If successful, the prosecution will establish a chilling precedent: national security leaks may subject the leakers to a capital prosecution or at least life imprisonment. Anyone who holds freedom of the press dear should shudder at the threat that the prosecution’s theory presents to journalists, their sources and the public that relies on them.
You don’t have to think that WikiLeaks is the future of media, or Private Manning a paragon of heroic whistle-blowing, to understand the threat. Indeed, the two of us deeply disagree with each other about how to assess Private Manning’s conduct and WikiLeaks’s behavior.
Mr. Abrams, who represented The New York Times in the Pentagon Papers case, has argued that both Daniel Ellsberg, who provided the documents to the newspaper, and The Times acted with far more restraint and responsibility than Private Manning and WikiLeaks have, and that both have repeatedly behaved with a devil-may-care obliviousness to genuine national security interests.
Mr. Benkler, a law professor, has argued that Private Manning and Mr. Ellsberg (himself a Manning supporter) played a similar public role, that WikiLeaks behaved reasonably under the circumstances and that the revelations, including American forces’ complicity in abuses by Iraqi allies, understatement of civilian casualties and abuses by contractors deserve recognition, not criticism.
We write together because we believe our disagreements are characteristic of many who think about the WikiLeaks/Manning affair; public feelings range from respect to deep discomfort. When it decided the Pentagon Papers case, in 1971, the Supreme Court was well aware that, as Justice Potter Stewart put it, “It is elementary that the successful conduct of international diplomacy and the maintenance of an effective national defense require both confidentiality and secrecy.”
Despite this clear understanding of the risks involved in leaks and disclosure, the court’s decision was encapsulated in Justice Hugo L. Black’s simple statement: “The guarding of military and diplomatic secrets at the expense of informed representative government provides no real security for our Republic.”
And what could be more destructive to an informed citizenry than the threat of the death penalty or life imprisonment without parole for whistle-blowers?
Under the prosecution’s theory, because Private Manning knew the materials would be published and that Al Qaeda could read them once published, he indirectly communicated with the enemy. But in this theory, whether publication is by WikiLeaks or The Times is entirely beside the point. Defendants are guilty of “aiding the enemy” for leaking to a publishing medium simply because that publication can be read by anyone with an Internet connection.
In a January hearing the judge, Col. Denise Lind, asked prosecutors directly whether they would have brought the same charges had Private Manning leaked the materials to The New York Times instead of WikiLeaks.
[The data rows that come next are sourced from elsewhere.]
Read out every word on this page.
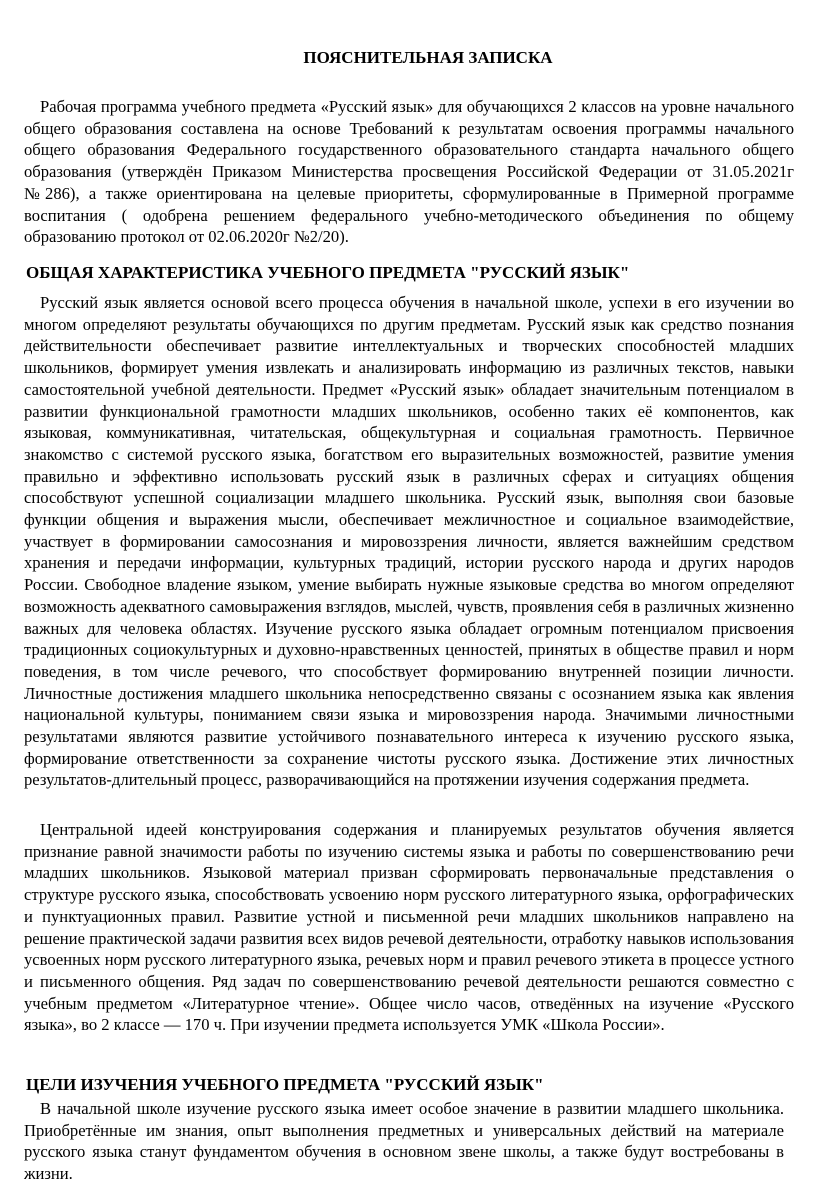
ПОЯСНИТЕЛЬНАЯ ЗАПИСКА
Рабочая программа учебного предмета «Русский язык» для обучающихся 2 классов на уровне начального общего образования составлена на основе Требований к результатам освоения программы начального общего образования Федерального государственного образовательного стандарта начального общего образования (утверждён Приказом Министерства просвещения Российской Федерации от 31.05.2021г №286), а также ориентирована на целевые приоритеты, сформулированные в Примерной программе воспитания ( одобрена решением федерального учебно-методического объединения по общему образованию протокол от 02.06.2020г №2/20).
ОБЩАЯ ХАРАКТЕРИСТИКА УЧЕБНОГО ПРЕДМЕТА "РУССКИЙ ЯЗЫК"
Русский язык является основой всего процесса обучения в начальной школе, успехи в его изучении во многом определяют результаты обучающихся по другим предметам. Русский язык как средство познания действительности обеспечивает развитие интеллектуальных и творческих способностей младших школьников, формирует умения извлекать и анализировать информацию из различных текстов, навыки самостоятельной учебной деятельности. Предмет «Русский язык» обладает значительным потенциалом в развитии функциональной грамотности младших школьников, особенно таких её компонентов, как языковая, коммуникативная, читательская, общекультурная и социальная грамотность. Первичное знакомство с системой русского языка, богатством его выразительных возможностей, развитие умения правильно и эффективно использовать русский язык в различных сферах и ситуациях общения способствуют успешной социализации младшего школьника. Русский язык, выполняя свои базовые функции общения и выражения мысли, обеспечивает межличностное и социальное взаимодействие, участвует в формировании самосознания и мировоззрения личности, является важнейшим средством хранения и передачи информации, культурных традиций, истории русского народа и других народов России. Свободное владение языком, умение выбирать нужные языковые средства во многом определяют возможность адекватного самовыражения взглядов, мыслей, чувств, проявления себя в различных жизненно важных для человека областях. Изучение русского языка обладает огромным потенциалом присвоения традиционных социокультурных и духовно-нравственных ценностей, принятых в обществе правил и норм поведения, в том числе речевого, что способствует формированию внутренней позиции личности. Личностные достижения младшего школьника непосредственно связаны с осознанием языка как явления национальной культуры, пониманием связи языка и мировоззрения народа. Значимыми личностными результатами являются развитие устойчивого познавательного интереса к изучению русского языка, формирование ответственности за сохранение чистоты русского языка. Достижение этих личностных результатов-длительный процесс, разворачивающийся на протяжении изучения содержания предмета.
Центральной идеей конструирования содержания и планируемых результатов обучения является признание равной значимости работы по изучению системы языка и работы по совершенствованию речи младших школьников. Языковой материал призван сформировать первоначальные представления о структуре русского языка, способствовать усвоению норм русского литературного языка, орфографических и пунктуационных правил. Развитие устной и письменной речи младших школьников направлено на решение практической задачи развития всех видов речевой деятельности, отработку навыков использования усвоенных норм русского литературного языка, речевых норм и правил речевого этикета в процессе устного и письменного общения. Ряд задач по совершенствованию речевой деятельности решаются совместно с учебным предметом «Литературное чтение». Общее число часов, отведённых на изучение «Русского языка», во 2 классе — 170 ч. При изучении предмета используется УМК «Школа России».
ЦЕЛИ ИЗУЧЕНИЯ УЧЕБНОГО ПРЕДМЕТА "РУССКИЙ ЯЗЫК"
В начальной школе изучение русского языка имеет особое значение в развитии младшего школьника. Приобретённые им знания, опыт выполнения предметных и универсальных действий на материале русского языка станут фундаментом обучения в основном звене школы, а также будут востребованы в жизни.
The prosecutors’ answer was unambiguously yes.
That yes was not courtroom bluster, but a necessary concession regarding what their theory means. And nothing in that theory would limit its application to the release of hundreds of thousands of documents. It could apply as effectively to a single abuse-revealing document.
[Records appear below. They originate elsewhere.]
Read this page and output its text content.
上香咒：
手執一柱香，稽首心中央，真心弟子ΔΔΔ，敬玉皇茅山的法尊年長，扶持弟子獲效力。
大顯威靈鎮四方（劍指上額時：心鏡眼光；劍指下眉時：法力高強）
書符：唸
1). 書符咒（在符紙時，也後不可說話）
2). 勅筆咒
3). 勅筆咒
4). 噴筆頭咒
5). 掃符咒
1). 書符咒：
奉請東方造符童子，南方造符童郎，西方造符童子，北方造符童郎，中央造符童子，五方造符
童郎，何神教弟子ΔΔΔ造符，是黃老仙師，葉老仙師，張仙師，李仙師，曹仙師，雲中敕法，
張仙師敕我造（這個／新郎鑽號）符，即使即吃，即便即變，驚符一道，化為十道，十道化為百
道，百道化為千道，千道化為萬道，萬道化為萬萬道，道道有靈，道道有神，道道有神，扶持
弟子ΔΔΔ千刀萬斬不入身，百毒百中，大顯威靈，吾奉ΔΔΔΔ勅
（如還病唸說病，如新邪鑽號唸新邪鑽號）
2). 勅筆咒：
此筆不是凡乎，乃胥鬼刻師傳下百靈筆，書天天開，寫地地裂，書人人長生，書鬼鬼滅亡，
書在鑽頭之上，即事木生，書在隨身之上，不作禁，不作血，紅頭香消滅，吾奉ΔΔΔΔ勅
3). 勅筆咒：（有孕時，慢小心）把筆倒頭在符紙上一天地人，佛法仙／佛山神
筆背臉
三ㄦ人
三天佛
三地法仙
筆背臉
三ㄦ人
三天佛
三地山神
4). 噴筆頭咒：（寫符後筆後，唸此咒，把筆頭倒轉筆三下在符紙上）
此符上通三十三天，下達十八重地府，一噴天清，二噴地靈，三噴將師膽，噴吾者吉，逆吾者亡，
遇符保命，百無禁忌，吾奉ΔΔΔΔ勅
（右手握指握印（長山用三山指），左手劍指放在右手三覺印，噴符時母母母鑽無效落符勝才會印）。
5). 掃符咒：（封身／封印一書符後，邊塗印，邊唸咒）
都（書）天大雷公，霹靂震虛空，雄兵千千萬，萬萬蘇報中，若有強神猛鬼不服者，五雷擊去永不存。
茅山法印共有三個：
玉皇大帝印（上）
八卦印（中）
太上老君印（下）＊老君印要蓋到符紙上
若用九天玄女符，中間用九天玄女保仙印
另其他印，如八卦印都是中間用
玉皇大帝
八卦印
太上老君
So yes, we continue to disagree about what to make of Private Manning and WikiLeaks. But we agree that WikiLeaks is part of what the Fourth Estate is becoming, that the leaks included important disclosures and that their publication is protected by the First Amendment no less than the publication of the Pentagon Papers was.
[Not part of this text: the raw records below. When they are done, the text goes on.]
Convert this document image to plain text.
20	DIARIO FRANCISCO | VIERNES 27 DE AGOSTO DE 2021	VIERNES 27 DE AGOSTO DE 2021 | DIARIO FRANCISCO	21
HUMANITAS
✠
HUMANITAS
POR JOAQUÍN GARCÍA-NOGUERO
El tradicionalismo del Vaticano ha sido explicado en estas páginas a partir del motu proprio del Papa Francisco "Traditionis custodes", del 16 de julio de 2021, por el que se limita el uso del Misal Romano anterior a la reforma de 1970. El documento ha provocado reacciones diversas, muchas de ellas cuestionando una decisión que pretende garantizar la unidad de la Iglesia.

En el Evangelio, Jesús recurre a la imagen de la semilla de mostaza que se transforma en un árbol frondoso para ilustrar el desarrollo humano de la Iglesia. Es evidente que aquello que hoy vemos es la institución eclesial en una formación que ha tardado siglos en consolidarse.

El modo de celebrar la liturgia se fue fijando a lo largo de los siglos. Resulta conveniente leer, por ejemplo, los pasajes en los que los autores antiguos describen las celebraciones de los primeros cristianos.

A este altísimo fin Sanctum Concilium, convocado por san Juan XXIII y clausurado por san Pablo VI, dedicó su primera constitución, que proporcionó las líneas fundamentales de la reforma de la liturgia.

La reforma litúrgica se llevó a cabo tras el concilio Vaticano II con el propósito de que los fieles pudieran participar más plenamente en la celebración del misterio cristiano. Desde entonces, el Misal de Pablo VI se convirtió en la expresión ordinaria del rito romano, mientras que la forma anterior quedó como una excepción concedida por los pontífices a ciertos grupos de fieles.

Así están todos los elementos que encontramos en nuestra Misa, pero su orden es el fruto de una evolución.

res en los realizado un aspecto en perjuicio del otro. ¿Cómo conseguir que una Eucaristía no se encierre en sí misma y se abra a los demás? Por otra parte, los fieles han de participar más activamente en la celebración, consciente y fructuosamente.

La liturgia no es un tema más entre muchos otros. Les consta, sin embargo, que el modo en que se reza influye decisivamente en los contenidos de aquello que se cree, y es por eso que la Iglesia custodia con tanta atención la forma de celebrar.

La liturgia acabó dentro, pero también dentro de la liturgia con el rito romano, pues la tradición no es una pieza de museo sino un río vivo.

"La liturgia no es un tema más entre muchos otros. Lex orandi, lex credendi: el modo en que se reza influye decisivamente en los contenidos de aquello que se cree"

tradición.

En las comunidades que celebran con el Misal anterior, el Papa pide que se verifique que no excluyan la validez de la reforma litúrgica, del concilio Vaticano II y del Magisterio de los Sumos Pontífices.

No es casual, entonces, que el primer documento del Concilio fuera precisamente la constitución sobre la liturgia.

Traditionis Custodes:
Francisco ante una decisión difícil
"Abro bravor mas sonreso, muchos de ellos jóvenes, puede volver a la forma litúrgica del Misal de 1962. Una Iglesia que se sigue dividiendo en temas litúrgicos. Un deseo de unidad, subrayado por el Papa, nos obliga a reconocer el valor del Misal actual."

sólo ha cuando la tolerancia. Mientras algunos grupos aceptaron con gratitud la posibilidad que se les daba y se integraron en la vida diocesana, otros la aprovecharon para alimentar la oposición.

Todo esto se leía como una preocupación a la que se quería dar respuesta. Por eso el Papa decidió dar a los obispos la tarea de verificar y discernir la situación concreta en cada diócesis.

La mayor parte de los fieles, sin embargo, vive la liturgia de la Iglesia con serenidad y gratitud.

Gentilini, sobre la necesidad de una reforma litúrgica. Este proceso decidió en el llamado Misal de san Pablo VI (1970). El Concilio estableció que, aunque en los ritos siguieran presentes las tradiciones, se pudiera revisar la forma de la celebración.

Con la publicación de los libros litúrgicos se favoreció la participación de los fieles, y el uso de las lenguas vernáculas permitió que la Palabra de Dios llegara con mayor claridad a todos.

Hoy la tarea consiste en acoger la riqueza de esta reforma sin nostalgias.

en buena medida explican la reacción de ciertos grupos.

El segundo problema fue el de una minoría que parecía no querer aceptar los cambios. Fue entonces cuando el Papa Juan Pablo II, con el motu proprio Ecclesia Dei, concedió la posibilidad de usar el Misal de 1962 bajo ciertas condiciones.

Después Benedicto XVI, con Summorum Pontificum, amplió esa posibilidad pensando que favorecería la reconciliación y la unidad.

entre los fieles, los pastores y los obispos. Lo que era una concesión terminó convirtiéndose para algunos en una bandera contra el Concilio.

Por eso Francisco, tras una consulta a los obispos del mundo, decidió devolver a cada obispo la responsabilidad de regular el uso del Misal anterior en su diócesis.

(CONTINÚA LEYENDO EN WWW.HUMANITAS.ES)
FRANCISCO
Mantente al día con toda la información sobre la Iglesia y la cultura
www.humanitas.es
Private Manning’s guilty plea gives the prosecution an opportunity to rethink its strategy. The extreme charges remaining in this case create a severe threat to future whistle-blowers, even when their revelations are crystal-clear instances of whistle-blowing. We cannot allow our concerns about terrorism to turn us into a country where communicating with the press can be prosecuted as a capital offense.
Floyd Abrams is a lawyer and the author of the forthcoming book Friend of the Court: On the Front Lines With the First Amendment. Yochai Benkler is a law professor at Harvard and co-director of the Berkman Center for Internet and Society.